Our original philosophy was to share information to give women control over their gynecological health, demystify and de-medicalize women's body functions as normal and provide true reproductive choices for all women. This has remained the guiding principle of the Feminist Women's Health Center/Women's Health Specialists. In addition to delivering services, we train people in and out of the medical profession. Women are trained to work in our clinic as health educators, doctors are trained in safe abortion techniques and nurses are trained to be non-judgmental practitioners in their approach to health care delivery.

Since 1975, we have grown to four clinics and have added many services. We expanded our services to Redding, California in 1982, Sacramento, California in 1987 and acquired our Santa Rosa clinic in 1988. In Redding we have had to rebuild our clinic from four arson fires. Our staff are on the front lines of women's reproductive health care.

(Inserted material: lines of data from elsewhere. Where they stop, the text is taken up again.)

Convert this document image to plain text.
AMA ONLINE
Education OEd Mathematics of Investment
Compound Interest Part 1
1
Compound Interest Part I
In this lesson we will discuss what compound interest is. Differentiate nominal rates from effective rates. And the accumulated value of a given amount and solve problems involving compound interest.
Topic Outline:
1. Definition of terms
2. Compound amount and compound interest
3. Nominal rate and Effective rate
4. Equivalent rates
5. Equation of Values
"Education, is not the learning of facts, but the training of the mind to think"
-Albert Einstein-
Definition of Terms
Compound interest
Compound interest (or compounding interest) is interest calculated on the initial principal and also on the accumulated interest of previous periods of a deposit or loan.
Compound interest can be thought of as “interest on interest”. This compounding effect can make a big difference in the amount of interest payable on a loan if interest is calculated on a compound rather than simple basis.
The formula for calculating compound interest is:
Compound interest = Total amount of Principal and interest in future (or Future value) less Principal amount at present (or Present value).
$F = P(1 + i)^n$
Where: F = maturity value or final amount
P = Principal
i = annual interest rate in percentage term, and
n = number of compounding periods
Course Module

Over the years we have traveled to: England, France, Germany, Switzerland, Cuba, Jamaica, Belize, New Zealand, Iran, China, Japan, Nicaragua, Puerto Rico, Mexico. We have shared self-help with women in every circumstance. In tents in Mexico showing public health workers, in a senate office in Washington DC for legislative aides, in churches, YWCA's, women's centers and clubs. In London we did self-help in a center run by Wages for Housework where prostitutes could come for services. After a trip to Germany, women in Berlin started their own health center, the Feminist Frauen Gezundheit Zentrum (http://www.ffgz.de/). They shared self-help and did diaphragm and Cervical Cap fittings in a building they squatted. In Nicaragua we attended the annual Medical Conference where we learned that death from illegal abortion was the number two death of women in the country (war was the first). We spoke at their conference, and then did self help with 200 Nicaraguan Nurses.

In Japan, women translated our books about self-help and formed their own self-help groups. Women from all over the world have visited our health center to learn about self-help and the woman-controlled self help model. National leaders from Guinea came to develop an advocacy program for the women of Guinea.

The Feminist Women's Health Center is a living symbol of women's freedom and self-determination. We continue to advocate, promote and protect reproductive rights for all women. Our philosophy of sharing information to give women control over their gynecological health and reproductive choices, and our absolute belief that women have the right to choose when, if, and under what circumstances they will have children, sets us apart from other abortion and women's health providers.